The exceptional case of General Lo and the other two overseas cases in Germany and Sweden add weight to the suggestion that Chinese intelligence may be evolving to pursue foreign targets outside China. By posting officers abroad, the Chinese intelligence services potentially gain access to information that would be unavailable otherwise. The normal pattern of Chinese operations, at least against Taiwan, limits Chinese sources to those who already have a connection to China. Yet, such sources also are unlikely going to be able to comment authoritatively on issues not directly related to China, e.g. U.S. policy in the Middle East or Taiwanese policy in Latin America. These cases serve as another potential data point along with Geng Huichang’s appointment as MSS Chief in 2007, which suggest that the intelligence services are becoming more involved in Chinese foreign affairs. (For a more thorough analysis, see “Assessing the Foreign Policy Influence of the Ministry of State Security,” China Brief, Vol. 11, No. 1, January 14, 2011)
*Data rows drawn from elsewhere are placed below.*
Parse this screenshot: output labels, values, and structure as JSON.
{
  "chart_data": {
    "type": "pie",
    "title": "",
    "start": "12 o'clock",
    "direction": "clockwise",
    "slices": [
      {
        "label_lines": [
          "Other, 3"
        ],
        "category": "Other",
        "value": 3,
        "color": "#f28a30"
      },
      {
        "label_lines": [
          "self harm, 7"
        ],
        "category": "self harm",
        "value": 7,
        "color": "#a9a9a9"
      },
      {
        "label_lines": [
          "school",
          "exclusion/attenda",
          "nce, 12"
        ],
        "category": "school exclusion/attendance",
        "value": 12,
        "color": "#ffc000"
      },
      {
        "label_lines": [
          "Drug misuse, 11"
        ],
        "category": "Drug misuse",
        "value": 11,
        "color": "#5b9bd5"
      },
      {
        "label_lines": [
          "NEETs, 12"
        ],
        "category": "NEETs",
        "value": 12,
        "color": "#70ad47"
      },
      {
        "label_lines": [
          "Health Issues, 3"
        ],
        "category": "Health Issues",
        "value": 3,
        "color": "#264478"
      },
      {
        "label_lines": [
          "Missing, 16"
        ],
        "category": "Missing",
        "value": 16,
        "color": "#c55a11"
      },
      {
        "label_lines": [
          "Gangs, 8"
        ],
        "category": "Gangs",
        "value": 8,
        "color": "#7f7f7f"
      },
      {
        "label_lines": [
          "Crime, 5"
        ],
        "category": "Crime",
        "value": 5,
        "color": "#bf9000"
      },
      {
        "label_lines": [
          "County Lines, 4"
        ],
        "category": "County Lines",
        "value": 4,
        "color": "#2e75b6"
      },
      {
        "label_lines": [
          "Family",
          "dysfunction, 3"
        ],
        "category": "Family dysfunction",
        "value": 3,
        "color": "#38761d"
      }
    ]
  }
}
In the final analysis, the Lai case indicates that counterintelligence services will need to respect China’s continuing efforts to exploit foreign nationals living or doing business there for intelligence purposes. The spate of Chinese espionage cases in the United States also followed similar lines to the pattern of operations against Taiwan, including the most recent case of Glenn Duffie Shriver (“Espionage Case Highlights Traditional Chinese Espionage,” China Brief, Vol. 10, No. 22, November 5, 2010). Whatever changes may be underway in the intelligence services’ role in foreign affairs, monitoring foreigners inside China will continue to create opportunities for Chinese intelligence. Most MSS personnel work in provincial and municipal-level bureaus to support local counterintelligence and investigations . Any change would require dramatic reform, indicating that domestically-based operations will continue to play an important role in the overall mix of Chinese intelligence operations for years to come, even if cases like General Lo’s become more common.
 United States v. Tai Shen Kuo, Gregg William Bergersen, and Yu Xin Kang, Affidavit before the US District Court for the Eastern District of Virginia (2008).
 Steve Tsang, “Zhou Enlai: The ‘Kashmir Princess’ Incident of 1955,” The China Quarterly 139 (Sept. 1994), 782; James Lilley with Jeffrey Lilley, China Hands: Nine Decades of Adventure, Espionage, and Diplomacy in Asia (New York: Public Affairs, 2004), 84–85, 136–137.
 Sharp observers could point to the efforts of Chinese defense attaché Hou Desheng to acquire U.S. cryptological secrets in 1987 as a fourth case; however, the nature of the case suggests opportunism rather than a deliberate effort to acquire intelligence abroad clandestinely. US counterintelligence set up Hou in a sting operation, offering to sell “secrets” to see if Hou would bite (Los Angeles Times, December 31, 1987).
 David Wise, Tiger Trap: America’s Secret Spy War With China (New York: Houghton Mifflin Harcourt Publishing Company, 2011), 5–19.
 This judgment is based on the expansion of the MSS from a central ministry with few provincial elements to a nation-wide ministry with elements in every province and many local-level state security departments and bureaus. For a brief history of this expansion under Minister Jia Chunwang, see “Assessing the Foreign Policy Influence of the Ministry of State Security,” China Brief, Vol. 11, No. 1, January 14, 2011.